By Emily Harrington
There are certain topics you remember from high school health class. It’s hard to forget when your teacher (the same man who taught you to parallel park in driver’s ed) said words like “vagina” and “penis.” Enter immature giggles. Or when the boys basketball coach taught you and your peers that every 28-days a woman has a period, what the reproductive organs look like and different forms of birth control and STDs. Awkward.
But there are a lot of holes in those lessons. I don’t remember a “birds and the bees”-type talk from my parents — thank goodness. But, I do remember sitting in health class looking at the graphic images displayed on the wall from the overhead projector. I remember the intense focus the teachers placed on how not to get pregnant. The teacher made it seem as though it would be so easy to get pregnant. But it’s really not as easy as it seems.
In our adventures to conception my husband and I have learned we really knew nothing about reproduction after all. For instance, we did not know:
- You can only get pregnant three or four days a month — only when the woman is ovulating. Did not know that!
- Sperm can live inside a woman for up to four days. No clue.
- Ovulation takes place approximately 11 to 21 days after the first day of your last period. I thought you could get pregnant right before and after your period.
- A menstrual period can occur even if ovulation has not occurred. Really?
- Ovulation can occur even if a menstrual period has not occurred. Could it be any more confusing?
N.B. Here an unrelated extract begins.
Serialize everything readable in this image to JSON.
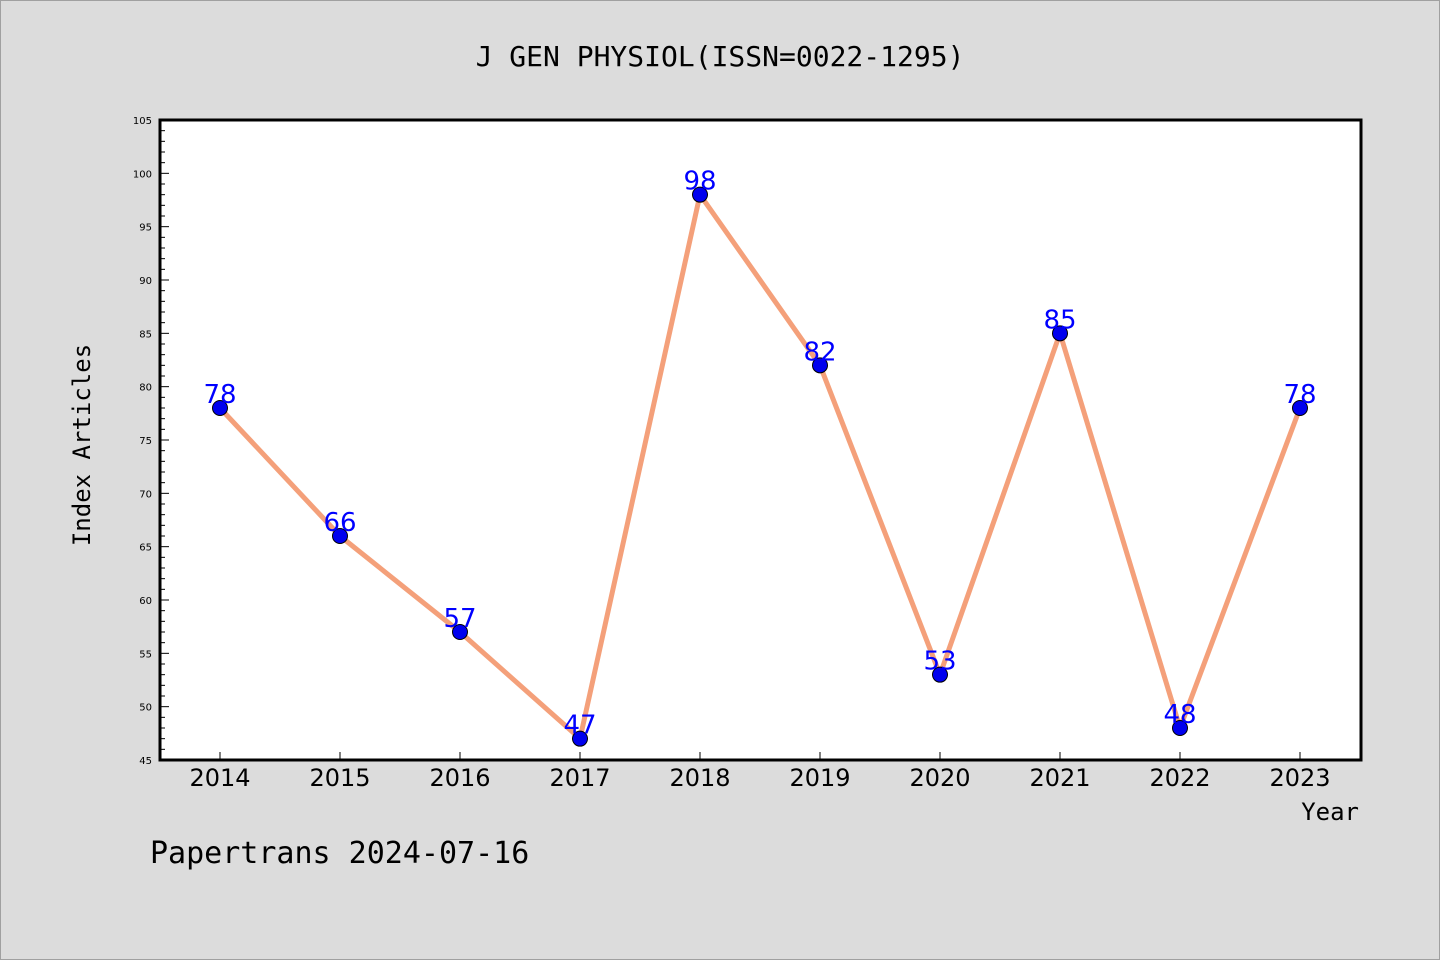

I didn’t want to have to “try” to get pregnant. I didn’t want an app or an online calendar to track my fertile versus non-fertile days. Don’t even think about talking to me about testing my mucus levels. I just thought it would be easy. Wham, bam, preggo. It turns out that “not trying” has become trying. Fate doesn’t really determine if you become pregnant like I thought. It’s not in the stars; it’s much more grounded in science.
It never occurred to me that it would take time — and patience. At first I thought I wasn’t in a hurry; I wanted to take our time and enjoy the journey. But with every passing month our friends’ and families’ questions increase, and our own curiosity is peaked. If I don’t have a cocktail in my hand at a party or appear overtired— everyone wonders. Everyone is watching.
My husband and I are also wondering when I will become pregnant. I find myself asking my friends exactly how long it took them to get pregnant. Are we the norm?
Emily Harrington is a 28-year-old townie on the cusp of full-blown adulthood. She’s a wife still in the honeymoon stage and a mom of a borderline psychotic mini-Australian Shepherd. She has a full-time job in communications/marketing and a full-time life outside of work.